In this movie, Black uses a sarcastic, self-aware narrator who makes Hollywood in-jokes and chastises himself whenever he screws up the storytelling. It’s very funny, but it’s not like he invented this. He’s doing a slight twist on the standard film noir voice-over. To his minions, however, it will seem revelatory. It’s the kind of gimmick that can be immensely entertaining in the right hands. And when done well, it also seems very easy to do. Aspiring filmmakers, please be aware when you see this movie that you’re watching the work of a talented professional. For all our sakes, please don’t try this at home.

Because it’s a Shane Black movie, there also has to be a vaguely homoerotic male duo at the center.

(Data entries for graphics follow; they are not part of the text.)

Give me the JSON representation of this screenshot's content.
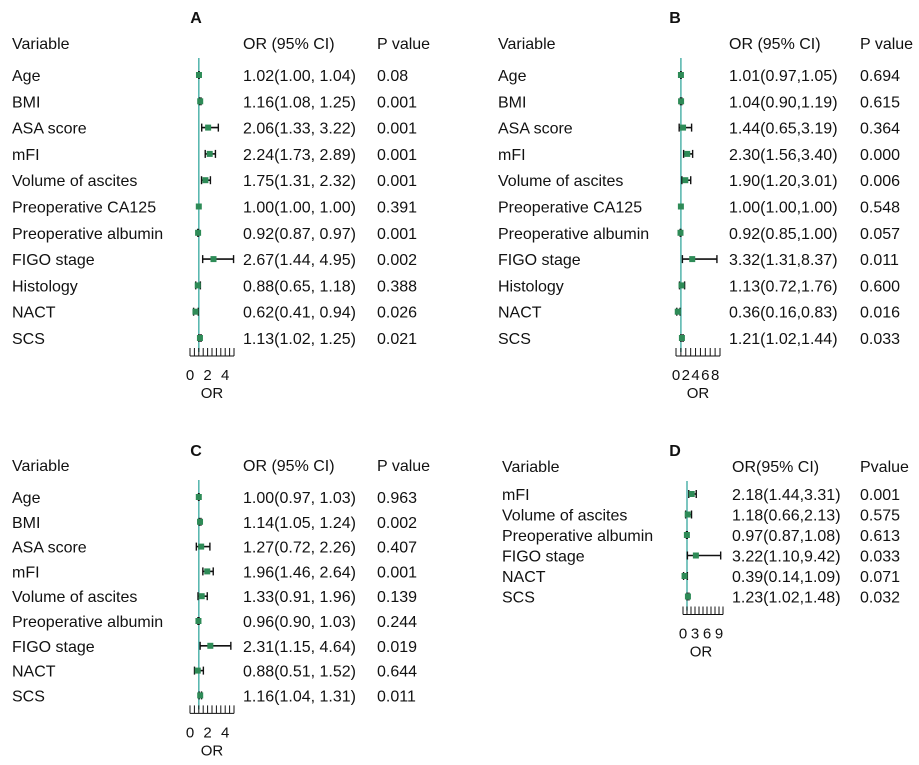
{
  "colors": {
    "point": "#2e8b57",
    "ref_line": "#5bb8b0",
    "ci": "#111111"
  },
  "chart_data": [
    {
      "type": "forest",
      "panel_label": "A",
      "headers": {
        "variable": "Variable",
        "or": "OR (95% CI)",
        "p": "P value"
      },
      "xlabel": "OR",
      "xlim": [
        0,
        5
      ],
      "tick_labels": [
        "0",
        "2",
        "4"
      ],
      "tick_values": [
        0,
        2,
        4
      ],
      "minor_tick_step": 0.5,
      "ref_value": 1,
      "rows": [
        {
          "variable": "Age",
          "or": 1.02,
          "lo": 1.0,
          "hi": 1.04,
          "or_text": "1.02(1.00, 1.04)",
          "p": "0.08"
        },
        {
          "variable": "BMI",
          "or": 1.16,
          "lo": 1.08,
          "hi": 1.25,
          "or_text": "1.16(1.08, 1.25)",
          "p": "0.001"
        },
        {
          "variable": "ASA score",
          "or": 2.06,
          "lo": 1.33,
          "hi": 3.22,
          "or_text": "2.06(1.33, 3.22)",
          "p": "0.001"
        },
        {
          "variable": "mFI",
          "or": 2.24,
          "lo": 1.73,
          "hi": 2.89,
          "or_text": "2.24(1.73, 2.89)",
          "p": "0.001"
        },
        {
          "variable": "Volume of ascites",
          "or": 1.75,
          "lo": 1.31,
          "hi": 2.32,
          "or_text": "1.75(1.31, 2.32)",
          "p": "0.001"
        },
        {
          "variable": "Preoperative CA125",
          "or": 1.0,
          "lo": 1.0,
          "hi": 1.0,
          "or_text": "1.00(1.00, 1.00)",
          "p": "0.391"
        },
        {
          "variable": "Preoperative albumin",
          "or": 0.92,
          "lo": 0.87,
          "hi": 0.97,
          "or_text": "0.92(0.87, 0.97)",
          "p": "0.001"
        },
        {
          "variable": "FIGO stage",
          "or": 2.67,
          "lo": 1.44,
          "hi": 4.95,
          "or_text": "2.67(1.44, 4.95)",
          "p": "0.002"
        },
        {
          "variable": "Histology",
          "or": 0.88,
          "lo": 0.65,
          "hi": 1.18,
          "or_text": "0.88(0.65, 1.18)",
          "p": "0.388"
        },
        {
          "variable": "NACT",
          "or": 0.62,
          "lo": 0.41,
          "hi": 0.94,
          "or_text": "0.62(0.41, 0.94)",
          "p": "0.026"
        },
        {
          "variable": "SCS",
          "or": 1.13,
          "lo": 1.02,
          "hi": 1.25,
          "or_text": "1.13(1.02, 1.25)",
          "p": "0.021"
        }
      ]
    },
    {
      "type": "forest",
      "panel_label": "B",
      "headers": {
        "variable": "Variable",
        "or": "OR (95% CI)",
        "p": "P value"
      },
      "xlabel": "OR",
      "xlim": [
        0,
        9
      ],
      "tick_labels": [
        "0",
        "2",
        "4",
        "6",
        "8"
      ],
      "tick_values": [
        0,
        2,
        4,
        6,
        8
      ],
      "minor_tick_step": 1,
      "ref_value": 1,
      "rows": [
        {
          "variable": "Age",
          "or": 1.01,
          "lo": 0.97,
          "hi": 1.05,
          "or_text": "1.01(0.97,1.05)",
          "p": "0.694"
        },
        {
          "variable": "BMI",
          "or": 1.04,
          "lo": 0.9,
          "hi": 1.19,
          "or_text": "1.04(0.90,1.19)",
          "p": "0.615"
        },
        {
          "variable": "ASA score",
          "or": 1.44,
          "lo": 0.65,
          "hi": 3.19,
          "or_text": "1.44(0.65,3.19)",
          "p": "0.364"
        },
        {
          "variable": "mFI",
          "or": 2.3,
          "lo": 1.56,
          "hi": 3.4,
          "or_text": "2.30(1.56,3.40)",
          "p": "0.000"
        },
        {
          "variable": "Volume of ascites",
          "or": 1.9,
          "lo": 1.2,
          "hi": 3.01,
          "or_text": "1.90(1.20,3.01)",
          "p": "0.006"
        },
        {
          "variable": "Preoperative CA125",
          "or": 1.0,
          "lo": 1.0,
          "hi": 1.0,
          "or_text": "1.00(1.00,1.00)",
          "p": "0.548"
        },
        {
          "variable": "Preoperative albumin",
          "or": 0.92,
          "lo": 0.85,
          "hi": 1.0,
          "or_text": "0.92(0.85,1.00)",
          "p": "0.057"
        },
        {
          "variable": "FIGO stage",
          "or": 3.32,
          "lo": 1.31,
          "hi": 8.37,
          "or_text": "3.32(1.31,8.37)",
          "p": "0.011"
        },
        {
          "variable": "Histology",
          "or": 1.13,
          "lo": 0.72,
          "hi": 1.76,
          "or_text": "1.13(0.72,1.76)",
          "p": "0.600"
        },
        {
          "variable": "NACT",
          "or": 0.36,
          "lo": 0.16,
          "hi": 0.83,
          "or_text": "0.36(0.16,0.83)",
          "p": "0.016"
        },
        {
          "variable": "SCS",
          "or": 1.21,
          "lo": 1.02,
          "hi": 1.44,
          "or_text": "1.21(1.02,1.44)",
          "p": "0.033"
        }
      ]
    },
    {
      "type": "forest",
      "panel_label": "C",
      "headers": {
        "variable": "Variable",
        "or": "OR (95% CI)",
        "p": "P value"
      },
      "xlabel": "OR",
      "xlim": [
        0,
        5
      ],
      "tick_labels": [
        "0",
        "2",
        "4"
      ],
      "tick_values": [
        0,
        2,
        4
      ],
      "minor_tick_step": 0.5,
      "ref_value": 1,
      "rows": [
        {
          "variable": "Age",
          "or": 1.0,
          "lo": 0.97,
          "hi": 1.03,
          "or_text": "1.00(0.97, 1.03)",
          "p": "0.963"
        },
        {
          "variable": "BMI",
          "or": 1.14,
          "lo": 1.05,
          "hi": 1.24,
          "or_text": "1.14(1.05, 1.24)",
          "p": "0.002"
        },
        {
          "variable": "ASA score",
          "or": 1.27,
          "lo": 0.72,
          "hi": 2.26,
          "or_text": "1.27(0.72, 2.26)",
          "p": "0.407"
        },
        {
          "variable": "mFI",
          "or": 1.96,
          "lo": 1.46,
          "hi": 2.64,
          "or_text": "1.96(1.46, 2.64)",
          "p": "0.001"
        },
        {
          "variable": "Volume of ascites",
          "or": 1.33,
          "lo": 0.91,
          "hi": 1.96,
          "or_text": "1.33(0.91, 1.96)",
          "p": "0.139"
        },
        {
          "variable": "Preoperative albumin",
          "or": 0.96,
          "lo": 0.9,
          "hi": 1.03,
          "or_text": "0.96(0.90, 1.03)",
          "p": "0.244"
        },
        {
          "variable": "FIGO stage",
          "or": 2.31,
          "lo": 1.15,
          "hi": 4.64,
          "or_text": "2.31(1.15, 4.64)",
          "p": "0.019"
        },
        {
          "variable": "NACT",
          "or": 0.88,
          "lo": 0.51,
          "hi": 1.52,
          "or_text": "0.88(0.51, 1.52)",
          "p": "0.644"
        },
        {
          "variable": "SCS",
          "or": 1.16,
          "lo": 1.04,
          "hi": 1.31,
          "or_text": "1.16(1.04, 1.31)",
          "p": "0.011"
        }
      ]
    },
    {
      "type": "forest",
      "panel_label": "D",
      "headers": {
        "variable": "Variable",
        "or": "OR(95% CI)",
        "p": "Pvalue"
      },
      "xlabel": "OR",
      "xlim": [
        0,
        10
      ],
      "tick_labels": [
        "0",
        "3",
        "6",
        "9"
      ],
      "tick_values": [
        0,
        3,
        6,
        9
      ],
      "minor_tick_step": 1,
      "ref_value": 1,
      "rows": [
        {
          "variable": "mFI",
          "or": 2.18,
          "lo": 1.44,
          "hi": 3.31,
          "or_text": "2.18(1.44,3.31)",
          "p": "0.001"
        },
        {
          "variable": "Volume of ascites",
          "or": 1.18,
          "lo": 0.66,
          "hi": 2.13,
          "or_text": "1.18(0.66,2.13)",
          "p": "0.575"
        },
        {
          "variable": "Preoperative albumin",
          "or": 0.97,
          "lo": 0.87,
          "hi": 1.08,
          "or_text": "0.97(0.87,1.08)",
          "p": "0.613"
        },
        {
          "variable": "FIGO stage",
          "or": 3.22,
          "lo": 1.1,
          "hi": 9.42,
          "or_text": "3.22(1.10,9.42)",
          "p": "0.033"
        },
        {
          "variable": "NACT",
          "or": 0.39,
          "lo": 0.14,
          "hi": 1.09,
          "or_text": "0.39(0.14,1.09)",
          "p": "0.071"
        },
        {
          "variable": "SCS",
          "or": 1.23,
          "lo": 1.02,
          "hi": 1.48,
          "or_text": "1.23(1.02,1.48)",
          "p": "0.032"
        }
      ]
    }
  ]
}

Only this time, it’s a lot less vague, because one of them is actually gay. We know this because his character’s name is “Gay Perry”, and I would be willing to bet that it was actually printed that way in the script over every line of his dialogue. This isn’t the kind of movie where a character just happens to be gay, either. This being a Shane Black film, Gay Perry’s homosexuality is like his superpower. It’s a factor in every single thing his character says and everything that is said about him, and more than once, he uses it as a tool to get him out of trouble or to thwart the bad guys. In the climactic scene — okay, I won’t ruin it, but let’s just say being gay saves the day.

All the gay stuff is too silly to be offensive, and I get the feeling Black meant it to be progressive. I’m sure he’ll be stunned when it fails to win him any honors from GLAAD. But it won’t get him in any trouble either, and it’ll probably do more to make gay people seem cool than a thousand afterschool specials ever could.

The plot of this film is utterly confusing, and when I walked out of the theater, I was still trying to piece together exactly what had happened — which is to say that Black totally nails the storytelling techniques of film noir. I’ve never understood one of those damn movies, but it’s rare that I find any of them half as entertaining as this one.

Oh, and Robert Downey Jr. is fantastic. But you already knew that.

Ultimately, “Kiss Kiss Bang Bang” is the kind of movie made by someone who loves movies and who makes his love contagious.

And that’s exactly that contagion that I’m afraid of.